Sedangkan Ella, langsung membalikkan badannya dan langsung menyikat lantai yang ada didekatnya.
"Ella, pastikan lantainya bersih.." Ucap Edward berpura-pura sangar, mencoba menutupi rasa malunya terhadap Jason.
"Hahhh....?" Ella mendelik aneh pada pria tersebut, yang memerintahnya.
"Hai Jason.. kau semakin terlihat awet muda ya.." Sapa Edward kemudian melewati Jason yang masih menatap aneh dan bingung.
"Ella, Laras sudah mewanti-wantiku. Untuk tidak membiarkan kau ada di sini lagi," Ucap Jason sudah mendekati Ella yang masih sibuk menyikat lantai.
"Jason, kau tau aku masih butuh uang. Biarkan saja ibuku bilang apa." Jawab Ella tanpa berhenti dari menyikat lantainya.

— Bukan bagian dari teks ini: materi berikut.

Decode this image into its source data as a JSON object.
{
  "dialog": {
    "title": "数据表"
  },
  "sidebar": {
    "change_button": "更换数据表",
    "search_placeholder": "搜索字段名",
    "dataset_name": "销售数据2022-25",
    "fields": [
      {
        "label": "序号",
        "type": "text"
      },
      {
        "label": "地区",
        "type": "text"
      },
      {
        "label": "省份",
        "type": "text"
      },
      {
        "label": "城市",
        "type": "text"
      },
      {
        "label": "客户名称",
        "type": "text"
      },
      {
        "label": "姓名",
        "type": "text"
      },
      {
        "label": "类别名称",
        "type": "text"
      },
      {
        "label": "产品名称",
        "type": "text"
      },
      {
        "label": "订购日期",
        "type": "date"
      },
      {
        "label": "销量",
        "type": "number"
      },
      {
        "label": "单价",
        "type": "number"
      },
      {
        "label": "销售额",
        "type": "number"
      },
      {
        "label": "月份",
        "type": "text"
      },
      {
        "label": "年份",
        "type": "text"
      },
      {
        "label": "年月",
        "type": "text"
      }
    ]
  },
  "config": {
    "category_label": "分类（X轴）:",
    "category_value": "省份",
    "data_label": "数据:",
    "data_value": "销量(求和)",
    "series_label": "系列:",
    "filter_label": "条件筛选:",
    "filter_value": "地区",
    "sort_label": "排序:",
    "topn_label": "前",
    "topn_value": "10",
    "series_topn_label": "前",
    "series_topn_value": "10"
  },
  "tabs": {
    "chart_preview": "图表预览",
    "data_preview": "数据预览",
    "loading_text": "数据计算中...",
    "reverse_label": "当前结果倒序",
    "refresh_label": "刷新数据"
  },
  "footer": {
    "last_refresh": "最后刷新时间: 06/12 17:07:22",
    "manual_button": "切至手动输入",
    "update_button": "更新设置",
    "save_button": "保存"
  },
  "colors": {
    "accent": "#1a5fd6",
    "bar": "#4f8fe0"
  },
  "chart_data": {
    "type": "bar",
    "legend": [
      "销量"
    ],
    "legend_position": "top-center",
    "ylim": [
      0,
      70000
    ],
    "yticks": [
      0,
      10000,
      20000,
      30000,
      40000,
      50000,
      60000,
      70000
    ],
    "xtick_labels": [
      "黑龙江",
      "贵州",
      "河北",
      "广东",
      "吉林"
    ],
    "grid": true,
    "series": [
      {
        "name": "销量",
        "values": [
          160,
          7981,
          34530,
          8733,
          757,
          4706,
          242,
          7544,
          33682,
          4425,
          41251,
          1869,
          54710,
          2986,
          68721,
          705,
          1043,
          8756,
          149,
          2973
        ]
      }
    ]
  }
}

"Apa tadi itu sebuah hukuman dari Tuan Edward?" Jason bertanya tapi ia menyeringai dengan geli.
"Apa?? Hukuman?" Ella langsung berhenti menyikat dan menegakkan tubuhnya,
"Maksudku pelukan itu.. hehehe... "
Ella menatap kesal Jason, yang seperti menyindir aksi dia dan Edward. Baru saja ia ingin membalas ucapannya. Akan tetapi ponselnya berdering.
Ponsel Ella berbunyi cukup nyaring, ia melihat nomor yang tidak dikenal ada di panggilan masuknya. Ella berpikir beberapa detik, apakah perlu ia mengangkat nomor tersebut.
"Halo..?"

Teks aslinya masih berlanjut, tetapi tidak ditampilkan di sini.